There is one other point. In addition to the reliability concerns of the net-zero transition I am very concerned about affordability. The Draft Scoping Plan has avoided any mention of ratepayer impacts to date. The NYISO projection methodology has that information because it is inherent in the models. It is a shame that it is not being reported.
This is an important report for New York but I also believe that there are ramifications for other net zero transition programs. These findings must be reconciled with the Draft Scoping Plan projections for the future generating system. The leadership of the Climate Action has repeatedly punted the responsibility for a feasibility study down the road as somebody else’s problem. This report highlights multiple feasibility concerns that must be addressed to have any hope of this working. I believe that it shows that implementation on the schedule proposed will prove impossible. The report also highlights the need for implementation planning. Currently there is no plan for siting renewable resources where they are needed for the future system and this shows that it must be done.
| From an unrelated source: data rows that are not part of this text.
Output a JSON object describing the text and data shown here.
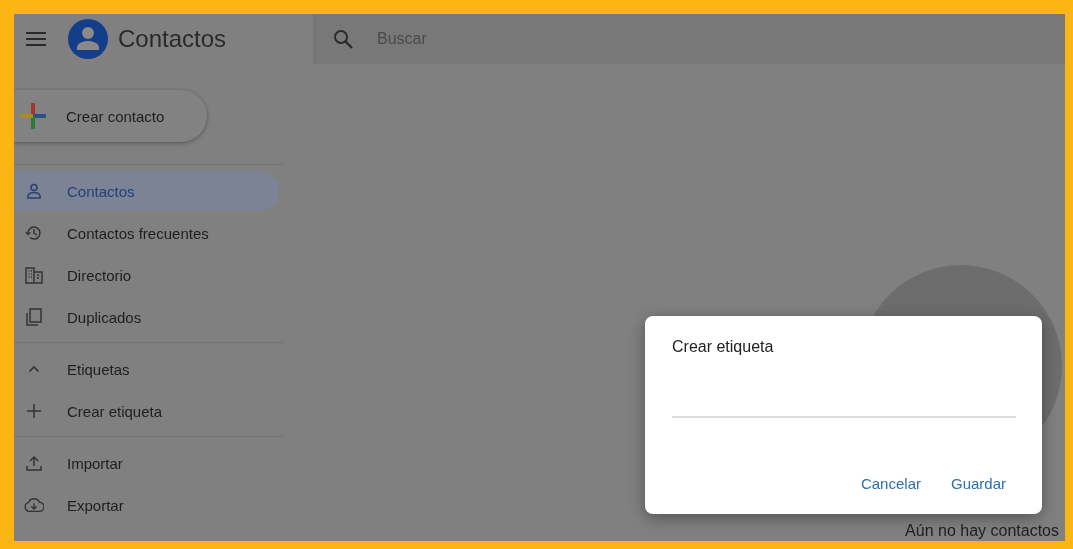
{
  "header": {
    "app_title": "Contactos",
    "search": {
      "placeholder": "Buscar"
    }
  },
  "create_button": {
    "label": "Crear contacto"
  },
  "sidebar": {
    "groups": [
      {
        "items": [
          {
            "kind": "item",
            "label": "Contactos",
            "selected": true
          },
          {
            "kind": "item",
            "label": "Contactos frecuentes",
            "selected": false
          },
          {
            "kind": "item",
            "label": "Directorio",
            "selected": false
          },
          {
            "kind": "item",
            "label": "Duplicados",
            "selected": false
          }
        ]
      },
      {
        "items": [
          {
            "kind": "section",
            "label": "Etiquetas",
            "expanded": true
          },
          {
            "kind": "item",
            "label": "Crear etiqueta",
            "selected": false
          }
        ]
      },
      {
        "items": [
          {
            "kind": "item",
            "label": "Importar",
            "selected": false
          },
          {
            "kind": "item",
            "label": "Exportar",
            "selected": false
          }
        ]
      }
    ]
  },
  "empty_state": {
    "text": "Aún no hay contactos"
  },
  "dialog": {
    "title": "Crear etiqueta",
    "buttons": [
      {
        "label": "Cancelar"
      },
      {
        "label": "Guardar"
      }
    ]
  }
}
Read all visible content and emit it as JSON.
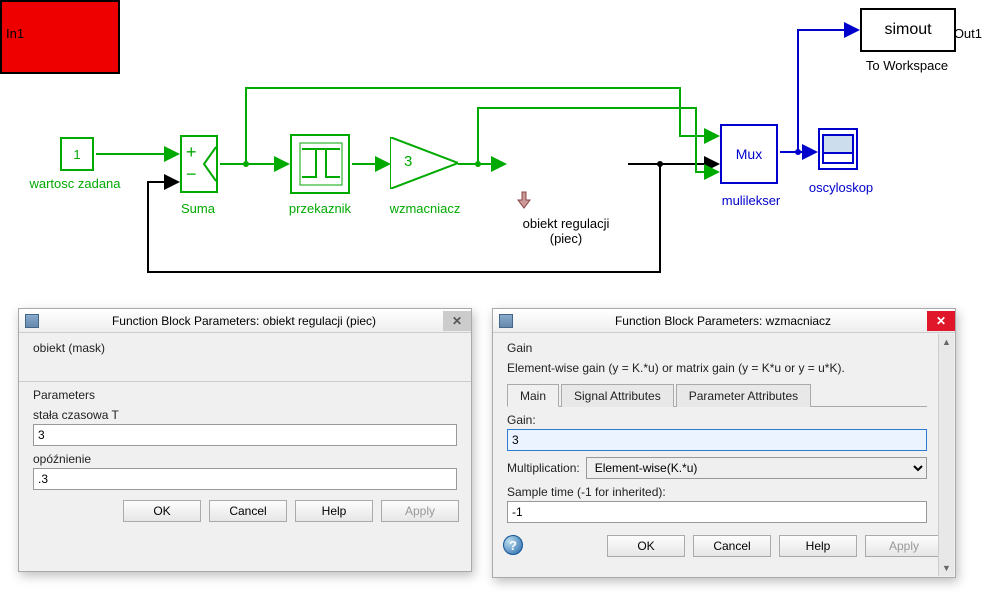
{
  "blocks": {
    "constant": {
      "value": "1",
      "label": "wartosc zadana"
    },
    "sum": {
      "signs_top": "+",
      "signs_bottom": "−",
      "label": "Suma"
    },
    "relay": {
      "label": "przekaznik"
    },
    "gain": {
      "value": "3",
      "label": "wzmacniacz"
    },
    "subsystem": {
      "in": "In1",
      "out": "Out1",
      "label_line1": "obiekt regulacji",
      "label_line2": "(piec)"
    },
    "mux": {
      "text": "Mux",
      "label": "mulilekser"
    },
    "scope": {
      "label": "oscyloskop"
    },
    "toworkspace": {
      "text": "simout",
      "label": "To Workspace"
    }
  },
  "dialog1": {
    "title": "Function Block Parameters: obiekt regulacji (piec)",
    "masktype": "obiekt (mask)",
    "section": "Parameters",
    "param1_label": "stała czasowa T",
    "param1_value": "3",
    "param2_label": "opóźnienie",
    "param2_value": ".3",
    "buttons": {
      "ok": "OK",
      "cancel": "Cancel",
      "help": "Help",
      "apply": "Apply"
    }
  },
  "dialog2": {
    "title": "Function Block Parameters: wzmacniacz",
    "blocktype": "Gain",
    "desc": "Element-wise gain (y = K.*u) or matrix gain (y = K*u or y = u*K).",
    "tabs": [
      "Main",
      "Signal Attributes",
      "Parameter Attributes"
    ],
    "gain_label": "Gain:",
    "gain_value": "3",
    "mult_label": "Multiplication:",
    "mult_value": "Element-wise(K.*u)",
    "sampletime_label": "Sample time (-1 for inherited):",
    "sampletime_value": "-1",
    "buttons": {
      "ok": "OK",
      "cancel": "Cancel",
      "help": "Help",
      "apply": "Apply"
    }
  }
}
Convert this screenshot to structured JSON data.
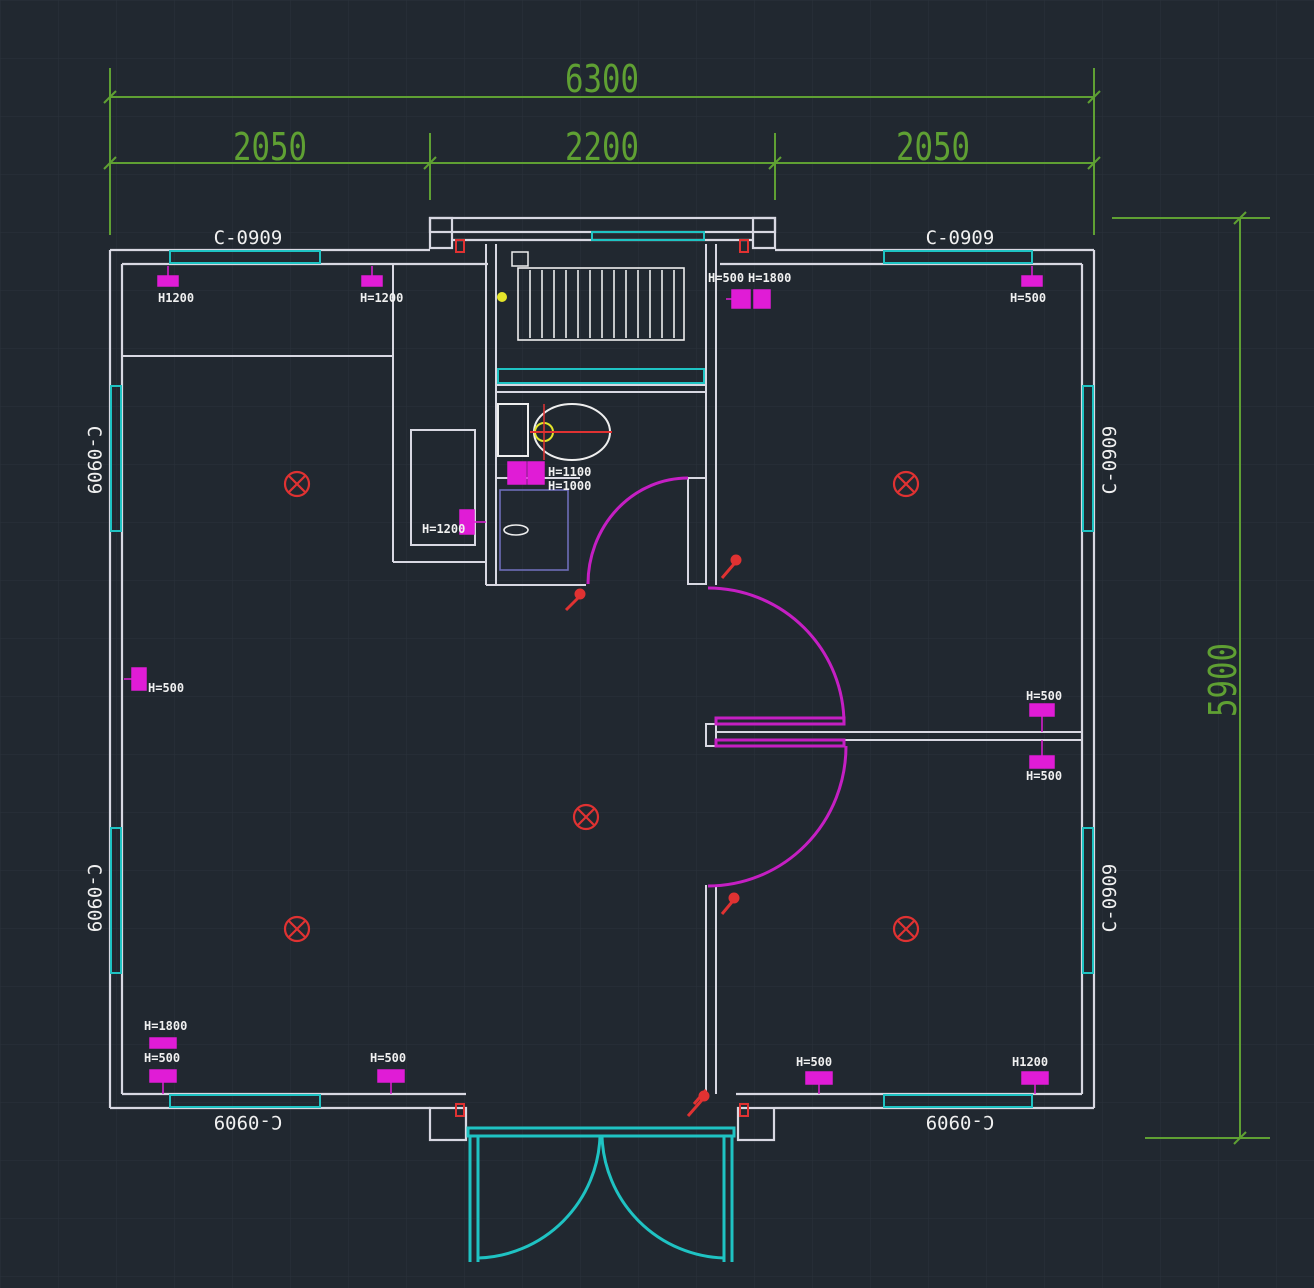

With respect to other net-zero transition programs I think the discussion and implications of the dispatchable emissions-free resource are of interest. The analysis shows that in order to minimize the storage and renewable over-build requirements this resource could be a better choice. However, the report notes that DEFRs such as hydrogen, renewable natural gas, and small modular nuclear reactors are not commercially viable today. “DEFRs will require committed public and private investment in research and development efforts to identify the most efficient and cost-effective technologies with a view towards the development and eventual adoption of commercially viable resources.” There is that nasty planning and feasibility is necessary component again.